Unlike Judaism, Islam is passed down through the father. The Qur'an even grants a Muslim man permission to marry a Jewish or Christian woman, so long as she is chaste. "A believing maid is better than an idolatrous woman," the holy text says. Thus it was for centuries: Muslim men married other women of the Book, who were permitted to practice their own religion but were absorbed into their husband's family along with their Muslim children.
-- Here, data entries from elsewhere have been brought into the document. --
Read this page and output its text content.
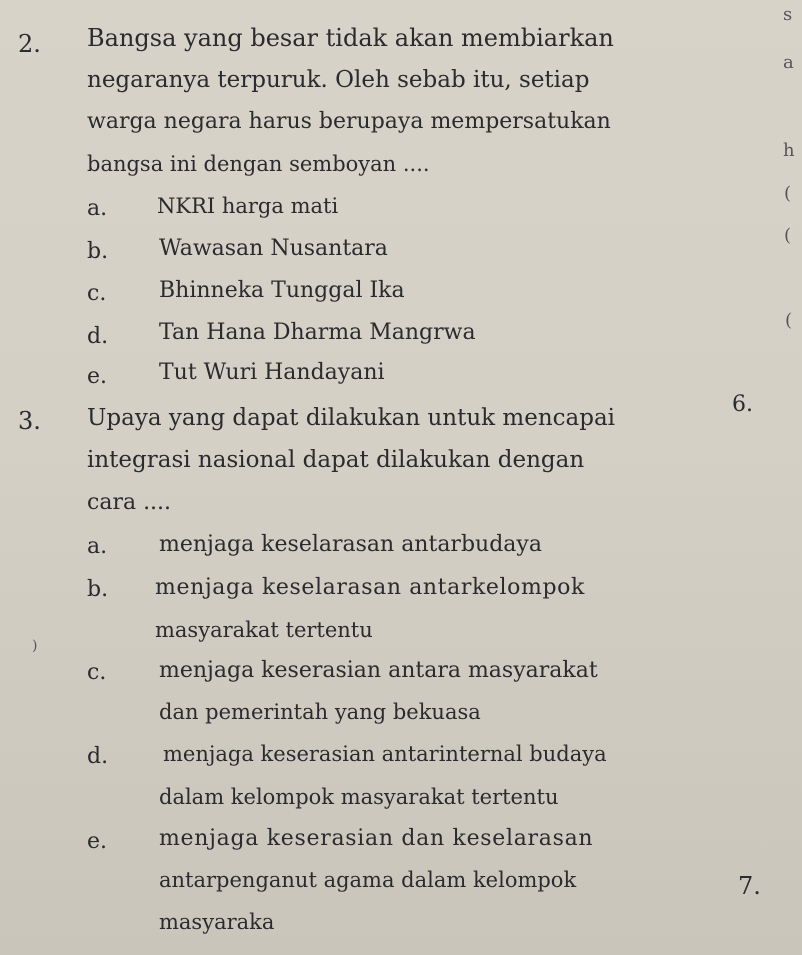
2. Bangsa yang besar tidak akan membiarkan
negaranya terpuruk. Oleh sebab itu, setiap
warga negara harus berupaya mempersatukan
bangsa ini dengan semboyan ....
a. NKRI harga mati
b. Wawasan Nusantara
c. Bhinneka Tunggal Ika
d. Tan Hana Dharma Mangrwa
e. Tut Wuri Handayani
3. Upaya yang dapat dilakukan untuk mencapai
integrasi nasional dapat dilakukan dengan
cara ....
a. menjaga keselarasan antarbudaya
b. menjaga keselarasan antarkelompok
masyarakat tertentu
c. menjaga keserasian antara masyarakat
dan pemerintah yang bekuasa
d.	menjaga keserasian antarinternal budaya
dalam kelompok masyarakat tertentu
e. menjaga keserasian dan keselarasan
antarpenganut agama dalam kelompok
masyaraka
6.
7.
s
a
h
(
(
(
)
Fast-forward to modern-day America. An entire generation of American Muslims, whose parents emigrated here in the 1970s, is coming of age. They've been to elite colleges, they're in the professions and they're ready to settle down. And so the cycle of hand-wringing over intermarriage begins again. For assimilated Muslim men, intermarriage doesn't present too big a dilemma because the tradition endorses it. "I'm actually a big proponent of intermarriage," says Arsalan Iftikhar, national legal director for the Council on American-Islamic Relations. "I plan on marrying someone who does not look like me." But American Muslim women face a thornier challenge: how to marry outside the faith and retain their Muslim identity without the sanction of Scripture or history. Daisy Khan, executive director of the American Society for Muslim Advancement, has counseled at least 100 interfaith couples over the past few years and, in a growing number of cases, the Muslim partner is a woman. Like the Jews and Roman Catholics before them, all these couples have to balance their commitments to their families of origin against their new lives. "He likes bacon," says Shekaiba Bennett of her Lutheran-Jewish husband. "I told him he could have it outside the house." Bennett's son Strider Rumi, who is 3, celebrates the Muslim holidays, as well as Christmas and Passover. "We live in a global world and we're all interconnected," Bennett says. "The idea that Muslim women should only marry Muslim men is ridiculous. It's outdated."
More-traditional American Muslim women complain that they're losing their men, too—not to Christians and Jews (or even Hindus) but to Muslim brides summoned from abroad. "All the guys here can go back home and find a nice girl from India, simple and obedient," says Nadia Khan, a junior at Georgetown. Even in the most conservative circles, the collision of traditional religion with educated, independent women is bound to force a change.